It was my dad's birthday this weekend, so the family piled into two cars, and took a trip down to one of his favorite restaurants. In Fall River. We decided to stop in Newport, Rhode Island first, as it was on the way, and do some walking around.
We covered the retail/ restaurant district, down by the wharves and docks.
Hmm. The paparazzi seemed to be everywhere.
We continued on to Narragansett St. which leads directly to the eastern side of the island, where they have a nice Cliff Walk, that runs for a couple miles along that coast.
These steps lead down to a cool area of exposed rock you can walk around on, when the tide is out.
As you walk along the Cliff Walk, you pass near the back of some of the more famous mansions. Some are kind of fenced off, but people can leave and enter the tourist properties fairly easily.
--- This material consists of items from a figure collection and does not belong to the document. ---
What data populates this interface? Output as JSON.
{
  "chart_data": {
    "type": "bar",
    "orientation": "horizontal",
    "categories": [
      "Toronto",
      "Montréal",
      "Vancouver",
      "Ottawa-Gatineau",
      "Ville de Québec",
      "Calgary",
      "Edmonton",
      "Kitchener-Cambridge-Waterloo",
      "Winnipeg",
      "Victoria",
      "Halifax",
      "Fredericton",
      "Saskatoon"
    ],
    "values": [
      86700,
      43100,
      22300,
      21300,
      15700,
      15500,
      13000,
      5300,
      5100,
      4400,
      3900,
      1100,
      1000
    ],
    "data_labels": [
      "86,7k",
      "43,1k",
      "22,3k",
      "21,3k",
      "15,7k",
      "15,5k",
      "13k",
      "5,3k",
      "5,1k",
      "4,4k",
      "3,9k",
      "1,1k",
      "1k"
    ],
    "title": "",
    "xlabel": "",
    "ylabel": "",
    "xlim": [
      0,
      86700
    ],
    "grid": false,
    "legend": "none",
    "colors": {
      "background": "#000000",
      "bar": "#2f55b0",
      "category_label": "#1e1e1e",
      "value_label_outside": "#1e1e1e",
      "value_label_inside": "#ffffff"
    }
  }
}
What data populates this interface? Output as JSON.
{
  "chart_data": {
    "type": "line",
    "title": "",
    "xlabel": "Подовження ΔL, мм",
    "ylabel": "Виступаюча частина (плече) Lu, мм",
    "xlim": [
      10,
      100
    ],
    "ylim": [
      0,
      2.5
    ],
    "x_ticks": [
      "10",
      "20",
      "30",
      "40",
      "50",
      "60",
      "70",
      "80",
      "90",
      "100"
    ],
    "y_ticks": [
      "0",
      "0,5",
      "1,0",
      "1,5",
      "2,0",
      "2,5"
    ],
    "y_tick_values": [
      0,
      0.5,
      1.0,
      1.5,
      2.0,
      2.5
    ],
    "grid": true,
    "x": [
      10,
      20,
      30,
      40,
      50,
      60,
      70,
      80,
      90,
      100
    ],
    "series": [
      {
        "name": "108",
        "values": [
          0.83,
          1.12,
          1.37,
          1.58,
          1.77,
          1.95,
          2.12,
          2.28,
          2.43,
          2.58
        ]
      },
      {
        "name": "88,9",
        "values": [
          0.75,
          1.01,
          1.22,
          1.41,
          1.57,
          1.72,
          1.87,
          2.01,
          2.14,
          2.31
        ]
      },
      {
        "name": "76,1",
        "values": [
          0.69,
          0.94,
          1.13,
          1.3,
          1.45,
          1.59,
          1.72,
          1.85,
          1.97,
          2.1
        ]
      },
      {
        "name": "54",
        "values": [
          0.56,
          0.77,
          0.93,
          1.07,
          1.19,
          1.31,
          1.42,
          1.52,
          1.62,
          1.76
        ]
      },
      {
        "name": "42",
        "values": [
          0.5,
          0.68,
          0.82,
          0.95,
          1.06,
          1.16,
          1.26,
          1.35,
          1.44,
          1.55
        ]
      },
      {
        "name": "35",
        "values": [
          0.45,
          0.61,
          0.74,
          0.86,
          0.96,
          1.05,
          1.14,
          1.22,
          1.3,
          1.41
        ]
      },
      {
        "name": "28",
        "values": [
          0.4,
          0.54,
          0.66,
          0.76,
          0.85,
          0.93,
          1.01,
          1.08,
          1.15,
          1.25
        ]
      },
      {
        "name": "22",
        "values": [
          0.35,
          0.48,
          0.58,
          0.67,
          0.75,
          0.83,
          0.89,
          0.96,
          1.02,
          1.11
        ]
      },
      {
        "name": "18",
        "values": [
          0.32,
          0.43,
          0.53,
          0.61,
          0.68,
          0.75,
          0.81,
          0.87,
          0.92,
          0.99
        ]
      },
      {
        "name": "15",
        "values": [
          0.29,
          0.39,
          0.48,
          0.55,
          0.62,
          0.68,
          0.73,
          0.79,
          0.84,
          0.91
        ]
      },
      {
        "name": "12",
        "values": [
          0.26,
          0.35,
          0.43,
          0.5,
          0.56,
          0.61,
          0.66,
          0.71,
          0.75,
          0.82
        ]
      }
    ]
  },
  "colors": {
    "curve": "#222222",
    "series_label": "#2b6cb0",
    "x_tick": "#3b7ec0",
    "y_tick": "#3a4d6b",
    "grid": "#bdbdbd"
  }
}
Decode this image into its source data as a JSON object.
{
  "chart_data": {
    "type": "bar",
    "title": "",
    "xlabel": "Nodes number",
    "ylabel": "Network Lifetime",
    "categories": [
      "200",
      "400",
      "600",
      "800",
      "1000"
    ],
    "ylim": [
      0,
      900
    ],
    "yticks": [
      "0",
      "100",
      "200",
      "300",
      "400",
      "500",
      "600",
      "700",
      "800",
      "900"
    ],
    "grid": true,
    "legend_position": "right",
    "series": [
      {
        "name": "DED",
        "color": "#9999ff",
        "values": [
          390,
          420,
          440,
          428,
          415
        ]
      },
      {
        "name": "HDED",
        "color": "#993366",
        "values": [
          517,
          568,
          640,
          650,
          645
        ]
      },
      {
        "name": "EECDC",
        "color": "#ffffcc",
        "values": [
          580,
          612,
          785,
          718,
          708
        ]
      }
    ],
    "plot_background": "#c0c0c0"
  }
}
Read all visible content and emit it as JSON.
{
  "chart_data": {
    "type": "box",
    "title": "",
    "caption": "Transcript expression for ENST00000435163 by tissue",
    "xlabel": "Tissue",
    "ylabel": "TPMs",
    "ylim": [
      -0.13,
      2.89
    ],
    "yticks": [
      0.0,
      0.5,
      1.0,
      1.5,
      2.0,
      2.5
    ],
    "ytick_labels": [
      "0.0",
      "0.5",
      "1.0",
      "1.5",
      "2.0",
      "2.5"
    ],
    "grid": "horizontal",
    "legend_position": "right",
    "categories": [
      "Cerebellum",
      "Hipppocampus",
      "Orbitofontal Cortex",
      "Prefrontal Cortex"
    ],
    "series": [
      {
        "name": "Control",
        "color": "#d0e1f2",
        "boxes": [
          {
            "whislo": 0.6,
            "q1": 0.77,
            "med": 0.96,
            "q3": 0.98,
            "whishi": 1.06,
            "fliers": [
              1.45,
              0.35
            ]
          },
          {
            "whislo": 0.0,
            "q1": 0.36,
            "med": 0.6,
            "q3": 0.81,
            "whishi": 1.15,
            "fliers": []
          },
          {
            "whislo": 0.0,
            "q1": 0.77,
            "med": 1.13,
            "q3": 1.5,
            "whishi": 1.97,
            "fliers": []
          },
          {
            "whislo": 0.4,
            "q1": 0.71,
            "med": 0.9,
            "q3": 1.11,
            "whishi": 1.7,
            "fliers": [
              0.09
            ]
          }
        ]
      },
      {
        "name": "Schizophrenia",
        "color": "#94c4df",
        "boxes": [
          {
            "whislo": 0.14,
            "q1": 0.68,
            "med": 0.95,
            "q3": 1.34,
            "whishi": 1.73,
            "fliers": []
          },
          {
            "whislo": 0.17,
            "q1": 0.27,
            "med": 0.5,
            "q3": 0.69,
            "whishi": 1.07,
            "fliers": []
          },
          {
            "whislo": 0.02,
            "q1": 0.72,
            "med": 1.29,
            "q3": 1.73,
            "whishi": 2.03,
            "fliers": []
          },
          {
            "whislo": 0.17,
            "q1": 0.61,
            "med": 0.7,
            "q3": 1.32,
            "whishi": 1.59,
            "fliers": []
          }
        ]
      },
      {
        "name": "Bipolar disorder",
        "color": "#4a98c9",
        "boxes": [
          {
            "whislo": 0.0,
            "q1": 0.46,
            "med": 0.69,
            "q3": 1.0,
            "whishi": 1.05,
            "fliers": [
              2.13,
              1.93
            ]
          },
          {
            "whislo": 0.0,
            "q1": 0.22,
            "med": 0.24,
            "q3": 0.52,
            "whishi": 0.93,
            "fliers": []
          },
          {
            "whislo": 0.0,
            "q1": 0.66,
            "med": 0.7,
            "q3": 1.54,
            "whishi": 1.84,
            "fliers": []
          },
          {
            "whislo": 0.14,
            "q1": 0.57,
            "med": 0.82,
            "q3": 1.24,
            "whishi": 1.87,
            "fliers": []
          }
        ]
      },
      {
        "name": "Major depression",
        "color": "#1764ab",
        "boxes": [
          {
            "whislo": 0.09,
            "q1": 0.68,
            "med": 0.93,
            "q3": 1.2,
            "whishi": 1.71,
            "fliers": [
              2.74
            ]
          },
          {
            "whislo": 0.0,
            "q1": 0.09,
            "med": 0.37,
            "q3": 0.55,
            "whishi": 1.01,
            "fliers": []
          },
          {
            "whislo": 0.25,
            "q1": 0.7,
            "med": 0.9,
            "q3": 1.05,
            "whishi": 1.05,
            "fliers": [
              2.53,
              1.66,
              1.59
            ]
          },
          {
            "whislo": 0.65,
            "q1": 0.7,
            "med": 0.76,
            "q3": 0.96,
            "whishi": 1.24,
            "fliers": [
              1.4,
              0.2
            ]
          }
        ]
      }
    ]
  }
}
Birthday Boy and grandson:
We didn't have that much time, so we forewent checking out the mansions; they're big tourist destinations, especially this time of year. We also had to skip walking through the historic district; neat little neighborhoods of narrow cobblestone streets and very old, brightly painted, fishing village buildings. Next time...
It was now late afternoon, and we left for Fall River, about twenty five minutes or so away.
An interesting feature of this old mill city are the factories and warehouses made of granite. This gives them a nice tan color, unlike the red brick factories of contemporary industrial era cities, like Holyoke and Lowell.
Fall river thrived in the late nineteenth century, into the 1920's; mostly through it's cotton mills. It was a huge immigration destination. It used to have a beautiful river called the Quequechan, that was sadly, literally, covered over by the factories. It's now underground current became relegated to sewer duty. The underground river and it's water falls were briefly uncovered when some of the abandoned factories burned down in the twentieth century, only to see it's waterfalls blasted down, and the river covered over again, by Interstate 195. How sad, and (in retrospect) short sighted.
My father did a stint as a truck driver for a Portuguese foods wholesaler a long time ago. As a result, he knows every great Portuguese restaurant from Boston to Philadelphia. The Beira Alta, is on his short list.
When we entered, we (everyone but my dad and mom) were surprised to find the tables all had numbers on them, big maroon napkins on long white linen tables, a huge centerpiece of flowers in the middle, and a DJ playing, loudly, on the stage by a dance floor. The place seemed to have kind of a wedding reception atmosphere. Right down to kids running around in between the tables and playing on the dance floor. I thought it was odd at first, but my dad brushed off any inquiries as to the restaurant's wedding theme. Once we got our food I realized why. Man. This was Portuguese food. I got the spicy Shrimp Mozambique, possibly some of the best I ever had, and a steak/fried egg/potato wedges platter. It was true Portuguese fare. Chris ordered up some flaming Chourico sausages, another favorite.
After dinner we had espressos and brandy, while my dad discussed soccer with The Flash.
My niece and nephew, dizzy with the energy from the big meal, worked off some calories on the dance floor:
I'm sure they slept like babes on the way home.